Two days later, we got a call. The person I talked with arranged to get copies of Bruce’s imaging studies and other reports, and a few days later – it was a Monday – all medical information was there and we had a phone consult. It was agreed that we might proceed, and we learned that the physician we’d need to see had planned to be out of the office the next day, but his trip had been canceled; he’d be in the office and was in the process of scheduling appointments. Could we get there to see him the next afternoon?
Why, yes we could. And did. A several-day, in-hospital procedure and study was arranged for two weeks later, which was done at the end of March, and which revealed that the initial diagnosis was correct and that he did not have the preferred suspected other condition.
Yes, I am deliberately not revealing details of the illness or the facility we dealt with. Not trying to be coy. Bruce has kindly let me write about him in oh so many ways over the past 20 years, but he did ask me to hold off on details at least for a little bit, since we’re still deep into dealing with this.

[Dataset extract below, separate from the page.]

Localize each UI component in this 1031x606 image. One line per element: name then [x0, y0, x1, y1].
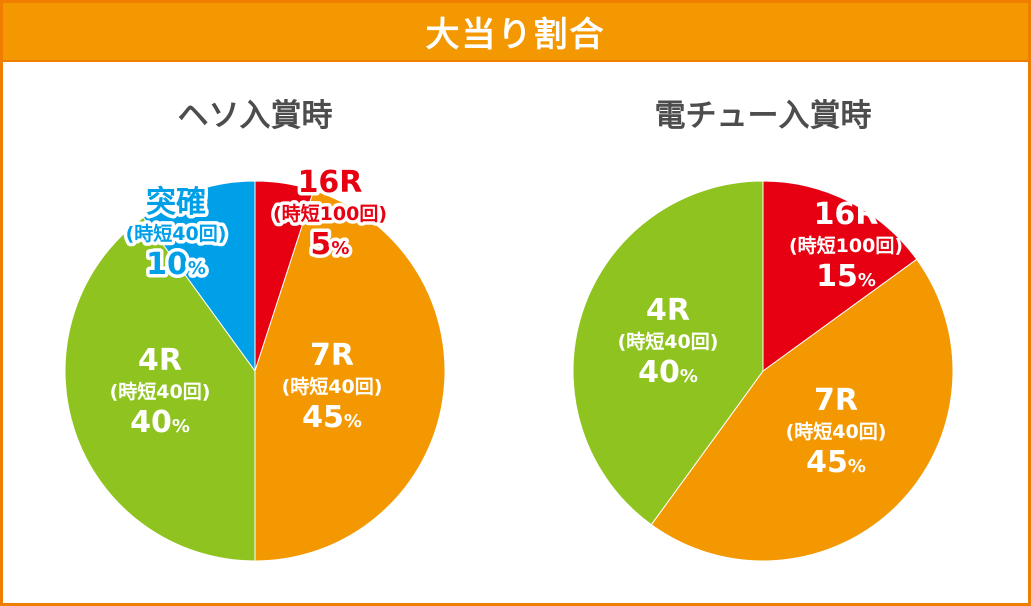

Oh, and I should mention that we did get a message from the second local referral – while Bruce was in the hospital participating in the study over on the West Side – that they were ready to schedule him for this summer.
I have been made aware that even though Spokane is a pretty major (and darn good) center for all kinds of medical care – drawing people from Eastern Washington, North Idaho, Western Montana, Oregon and elsewhere – there are problems getting enough doctors to cover everything, even here. This is only a part of the problematic side of medicine in America.
Because of persistence, good insurance and a personal connection, we were able to move ahead quickly. But there are so many who can’t.
That’s what this is about. It should not be like this, and I do realize that it is a very complicated matter, involving the insurance industry, physician burn-out, taking on crushing debt to get through medical school, national priorities and a whole lot of other things.
But one shouldn’t have to don chain mail and storm the castle to see a specialist in timely fashion. Not in America (not anywhere, actually), where we claim to be the biggest and best in – well, everything.
How many people die while waiting to get those appointments?